Self Healing untuk Menyembuhkan Innerchild

Mayoritas kita mungkin sudah mulai familiar mendengar istilah innerchild. Saya sendiri tau tentang hal ini dari beberapa buku yang saya baca, termasuk dari kulwap yang pernah saya ikuti. Saat di keluarga manajemen emosi sempat dilaksanakan kulgram khusus di grup ini yang diisi oleh psikolog sekaligus anggota keluarga manajemen emosi, Teh Shinta Rini, M.Psi. Dari kulgram tersebut akhirnya semakin membuka pikiran saya untuk menelisik ke dalam diri, apakah ada innerchild yang belum tuntas?

Setelah menjalani #tantangan30hari ini saya juga semakin menyadari bahwa ada innerchild yang harus disembuhkan khususnya ketika saat ini saya menjalani peran sebagai orangtua. Jauh sebelum itu rasanya tak pernah terpikir bahwa tindakan emosi spontan yang kadang muncul begitupun penyikapan kita terjadap suatu peristiwa bisa dipengaruhi karena innerchild yang belum tuntas.

Saya sebenarnya sangat bersyukur hidup dalam pengasuhan orangtua yang penuh teladan dan memberi kesan positif. Saya pun baru tahu bahwa innerchild tidak selalu negatif. Ada innerchild positif seperti pantang menyerah, kreatif dan penuh semangat.
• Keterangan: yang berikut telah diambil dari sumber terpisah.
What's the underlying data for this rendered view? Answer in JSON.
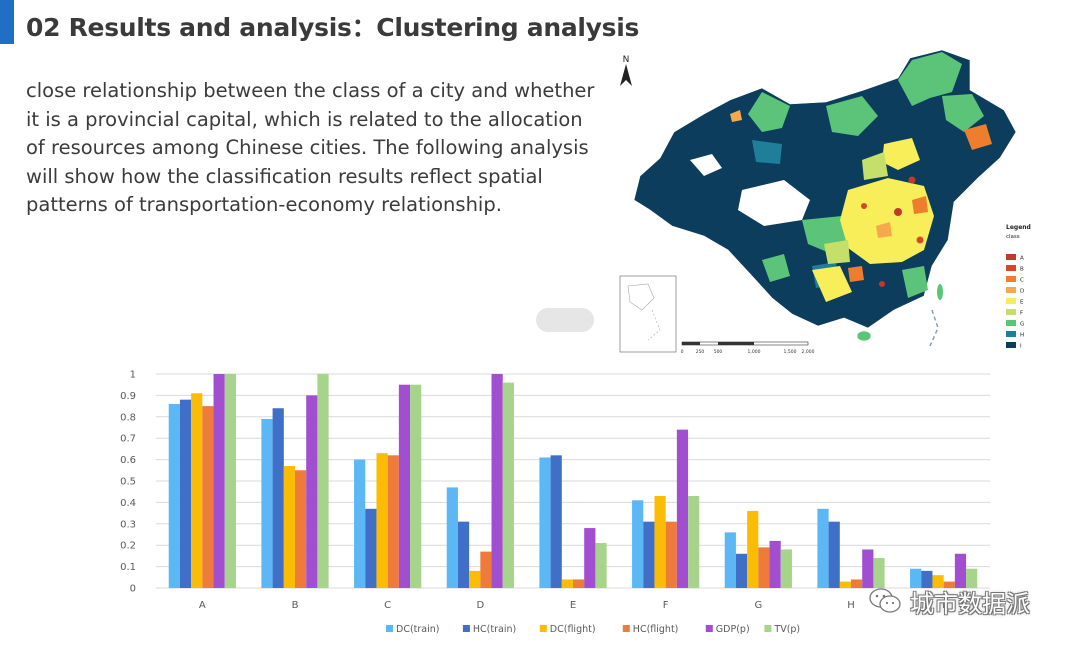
{
  "slide": {
    "title": "02 Results and analysis：Clustering analysis",
    "accent_color": "#1f6fc5",
    "body_lines": [
      "close relationship between the class of a city and whether",
      "it is a provincial capital, which is related to the allocation",
      "of resources among Chinese cities. The following analysis",
      "will show how the classification results reflect spatial",
      "patterns of transportation-economy relationship."
    ]
  },
  "map": {
    "north_label": "N",
    "legend_title": "Legend",
    "legend_subtitle": "class",
    "classes": [
      {
        "label": "A",
        "color": "#c0392b"
      },
      {
        "label": "B",
        "color": "#d9472b"
      },
      {
        "label": "C",
        "color": "#ee7d2c"
      },
      {
        "label": "D",
        "color": "#f6a94a"
      },
      {
        "label": "E",
        "color": "#f7ee5a"
      },
      {
        "label": "F",
        "color": "#c5e06a"
      },
      {
        "label": "G",
        "color": "#5cc479"
      },
      {
        "label": "H",
        "color": "#1f7e9a"
      },
      {
        "label": "I",
        "color": "#0d3d5c"
      }
    ],
    "scale_labels": [
      "0",
      "250",
      "500",
      "1,000",
      "1,500",
      "2,000"
    ]
  },
  "watermark": {
    "text": "城市数据派",
    "icon": "wechat-icon"
  },
  "chart_data": {
    "type": "bar",
    "categories": [
      "A",
      "B",
      "C",
      "D",
      "E",
      "F",
      "G",
      "H",
      "I"
    ],
    "ylim": [
      0,
      1
    ],
    "yticks": [
      "0",
      "0.1",
      "0.2",
      "0.3",
      "0.4",
      "0.5",
      "0.6",
      "0.7",
      "0.8",
      "0.9",
      "1"
    ],
    "grid": true,
    "legend_position": "bottom",
    "series": [
      {
        "name": "DC(train)",
        "color": "#5bb8f5",
        "values": [
          0.86,
          0.79,
          0.6,
          0.47,
          0.61,
          0.41,
          0.26,
          0.37,
          0.09
        ]
      },
      {
        "name": "HC(train)",
        "color": "#3f6fc6",
        "values": [
          0.88,
          0.84,
          0.37,
          0.31,
          0.62,
          0.31,
          0.16,
          0.31,
          0.08
        ]
      },
      {
        "name": "DC(flight)",
        "color": "#fbbc05",
        "values": [
          0.91,
          0.57,
          0.63,
          0.08,
          0.04,
          0.43,
          0.36,
          0.03,
          0.06
        ]
      },
      {
        "name": "HC(flight)",
        "color": "#ef7b3a",
        "values": [
          0.85,
          0.55,
          0.62,
          0.17,
          0.04,
          0.31,
          0.19,
          0.04,
          0.03
        ]
      },
      {
        "name": "GDP(p)",
        "color": "#a14fd0",
        "values": [
          1.0,
          0.9,
          0.95,
          1.0,
          0.28,
          0.74,
          0.22,
          0.18,
          0.16
        ]
      },
      {
        "name": "TV(p)",
        "color": "#a6d48a",
        "values": [
          1.0,
          1.0,
          0.95,
          0.96,
          0.21,
          0.43,
          0.18,
          0.14,
          0.09
        ]
      }
    ]
  }
}
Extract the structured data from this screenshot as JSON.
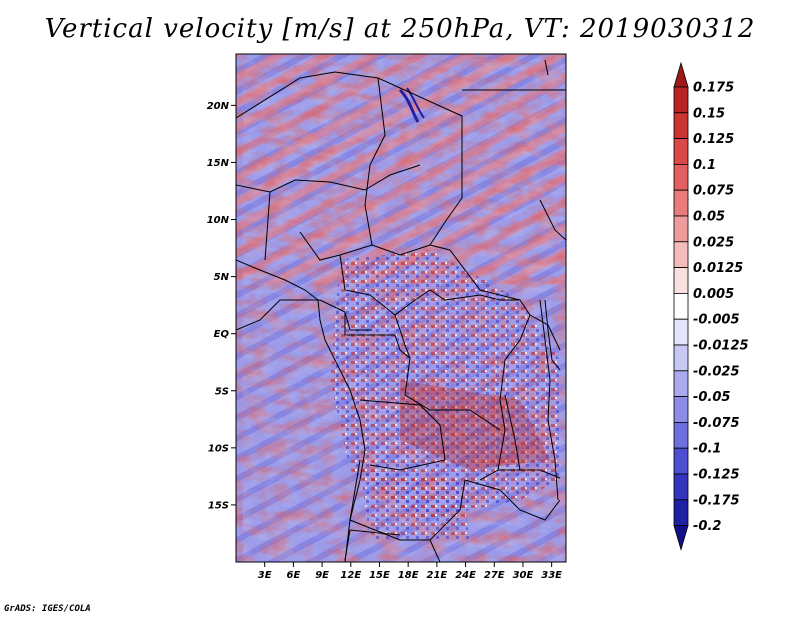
{
  "title": "Vertical velocity [m/s] at 250hPa, VT: 2019030312",
  "credit": "GrADS: IGES/COLA",
  "map": {
    "lon_range": [
      0,
      34.5
    ],
    "lat_range": [
      -20,
      24.5
    ],
    "lat_ticks": [
      {
        "value": 20,
        "label": "20N"
      },
      {
        "value": 15,
        "label": "15N"
      },
      {
        "value": 10,
        "label": "10N"
      },
      {
        "value": 5,
        "label": "5N"
      },
      {
        "value": 0,
        "label": "EQ"
      },
      {
        "value": -5,
        "label": "5S"
      },
      {
        "value": -10,
        "label": "10S"
      },
      {
        "value": -15,
        "label": "15S"
      }
    ],
    "lon_ticks": [
      {
        "value": 3,
        "label": "3E"
      },
      {
        "value": 6,
        "label": "6E"
      },
      {
        "value": 9,
        "label": "9E"
      },
      {
        "value": 12,
        "label": "12E"
      },
      {
        "value": 15,
        "label": "15E"
      },
      {
        "value": 18,
        "label": "18E"
      },
      {
        "value": 21,
        "label": "21E"
      },
      {
        "value": 24,
        "label": "24E"
      },
      {
        "value": 27,
        "label": "27E"
      },
      {
        "value": 30,
        "label": "30E"
      },
      {
        "value": 33,
        "label": "33E"
      }
    ]
  },
  "colorbar": {
    "labels": [
      "0.175",
      "0.15",
      "0.125",
      "0.1",
      "0.075",
      "0.05",
      "0.025",
      "0.0125",
      "0.005",
      "-0.005",
      "-0.0125",
      "-0.025",
      "-0.05",
      "-0.075",
      "-0.1",
      "-0.125",
      "-0.175",
      "-0.2"
    ],
    "colors": [
      "#a01818",
      "#b82424",
      "#cc3333",
      "#da4848",
      "#e26060",
      "#ea7c7c",
      "#f09c9c",
      "#f6bcbc",
      "#fbe0e0",
      "#ffffff",
      "#e4e4fa",
      "#c8c8f4",
      "#aaaaee",
      "#8c8ce6",
      "#6e6edc",
      "#4e4ed0",
      "#3434bc",
      "#2020a4",
      "#10108c"
    ]
  }
}
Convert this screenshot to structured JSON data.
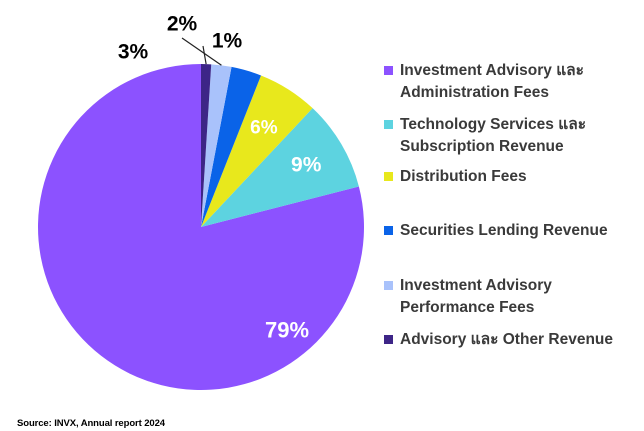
{
  "chart_data": {
    "type": "pie",
    "categories": [
      "Investment Advisory และ Administration Fees",
      "Technology Services และ Subscription Revenue",
      "Distribution Fees",
      "Securities Lending Revenue",
      "Investment Advisory Performance Fees",
      "Advisory และ Other Revenue"
    ],
    "values": [
      79,
      9,
      6,
      3,
      2,
      1
    ],
    "value_labels": [
      "79%",
      "9%",
      "6%",
      "3%",
      "2%",
      "1%"
    ],
    "colors": [
      "#8c52ff",
      "#5dd3e0",
      "#e8e81c",
      "#0a63e8",
      "#a9c2fb",
      "#3d2587"
    ],
    "legend_position": "right",
    "start_angle_deg": 0,
    "direction": "clockwise"
  },
  "legend": {
    "items": [
      {
        "label": "Investment Advisory และ\nAdministration Fees",
        "color": "#8c52ff"
      },
      {
        "label": "Technology Services และ\nSubscription Revenue",
        "color": "#5dd3e0"
      },
      {
        "label": "Distribution Fees",
        "color": "#e8e81c"
      },
      {
        "label": "Securities Lending Revenue",
        "color": "#0a63e8"
      },
      {
        "label": "Investment Advisory\nPerformance Fees",
        "color": "#a9c2fb"
      },
      {
        "label": "Advisory และ Other Revenue",
        "color": "#3d2587"
      }
    ]
  },
  "source": "Source: INVX, Annual report 2024"
}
Ya, saya rasa lebih banyak innerchild positif yang saya dapatkan dari pengasuhan orangtua. Berulang kali saya mencoba memutar memori masa kecil hingga kini. Namun, yang teringat adalah kenangan-kenangan indah yang membahagiakan bersama orangtua dan keluarga.

Akhirnya saya mencoba menyelami bahwa ketika saya mulai berinteraksi dengan lingkungan luar, kehidupan pertemanan, sekolah, ada beberapa pengalaman kurang menyenangkan yang masih membekas. Nah, mungkin aspek-aspek ini yang harus saya beri perhatian khusus. 

Alhamdulillah banyak hikmah yang Allah beri ketika memasangkan saya dengan suami untuk hidup berumah tangga. Akhirnya kami mencoba saling melengkapi dan saling membantu untuk menyembuhkan luka pengasuhan pun innerchild lainnya yang mungkin ada dalam diri kami masing-masing. 

Cara sederhana yang rutin saya lakukan, selain mencoba berkontemplasi, adalah mengakui perasaan yang hadir ketika suatu peristiwa buruk masih tersimpan di memori. Saya tidak mencoba "memusnahkan" itu semua. Namun, aspek penerimaan menjadi poin utama dalam proses self healing yang saya lakukan. Ketika menerima setiap ketetapan Allah, insyaAllah kita bisa melangkah pada step berikutnya, yaitu memaafkan. Tak perlu khawatir ketika kita harus menangis jika itu bisa membuat kita "plong". 

Memaafkan orang-orang yang pernah terlibat dalam peristiwa masa lalu yang kurang menyenangkan tentu tidaklah mudah. Namun, ketika kita juga berupaya dengan sungguh-sungguh serta diiringi keyakinan dan doa pada yang Maha Membolak Balikan Hati, maka bukan menjadi hal yang tak mungkin hati kita akan mendapat sebuah ketenangan.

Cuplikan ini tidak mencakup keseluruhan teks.